Copyright: Sean Sprague / Panos

Speed read

  • Climate change worsening El Niño’s effect on El Salvador, Guatemala and Honduras

  • They are experiencing extreme food shortages

  • Ministers aim to introduce farmers to hardier crops and better forecasting tech

The government of El Salvador, Guatemala and Honduras have teamed up to provide farmers with better technologies to prepare for future El Niño cycles in dry areas. 
At a UN meeting in Rome, Italy, on 30 June, ministers from the three countries said technology access was crucial to build resilience in Central America’s dry corridor, which experiences unusual levels of drought during El Niño events.

Together with the UN, the ministers aim to introduce farmers to innovative water conservation methods, more suitable crops and better weather monitoring technologies — to be deployed during an El Niño phase.

“We need to change the traditional response strategy and not settle for simply mounting a humanitarian response every time an emergency situation occurs.”

José Graziano da Silva, UN’s Food and Agriculture Organization

The dry corridor, which runs along the Pacific coast of Central America, suffers severe rainfall depletion during El Niño events, which occur when warm water pools in the Pacific Ocean off the Peruvian coast. 
At the Rome meeting, UN representatives said that better preparation would reduce the level of poverty created by long El Niño spells. 
“We need to change the traditional response strategy and not settle for simply mounting a humanitarian response every time an emergency situation occurs,” said José Graziano da Silva, the director-general of the UN’s Food and Agriculture Organization. 
Last year’s El Niño, one of the largest ever observed, is only just receding and the dry corridor region is still suffering from severe food shortages.

According to the UN, 44 municipalities in Honduras had to receive emergency food supplies, while smallholder farmers in Guatemala lost between 50 and 75 per cent of their staple grains. 
The meeting attendees agreed that climate change is worsening El Niño’s impacts on the region, as droughts have become more prolonged and there is less time in between El Niño events to build up sufficient food stocks. 

The International Fund for Agricultural Development (IFAD), a Rome-based UN funding organisation, said it would support the governments of El Salvador, Guatemala and Honduras with money for better weather monitoring.
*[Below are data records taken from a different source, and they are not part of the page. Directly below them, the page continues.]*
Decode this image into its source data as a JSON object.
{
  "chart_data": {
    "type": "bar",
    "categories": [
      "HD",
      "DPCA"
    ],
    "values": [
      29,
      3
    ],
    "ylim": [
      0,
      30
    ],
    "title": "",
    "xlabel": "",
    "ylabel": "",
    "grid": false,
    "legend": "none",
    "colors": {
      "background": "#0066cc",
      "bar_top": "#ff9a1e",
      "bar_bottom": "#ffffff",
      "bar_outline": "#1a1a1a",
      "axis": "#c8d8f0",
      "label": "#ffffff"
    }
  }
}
At the meeting, IFAD representatives urged governments to set up data centres and increase research on more-accurate forecasting techniques. 
“We need to acknowledge that climate change will continue to exacerbate these extreme weather events,” said Kanayo Nwanze, the president of IFAD. “The only way to ensure future food security in the region is to invest in long-term development to help people be more resilient to shocks.”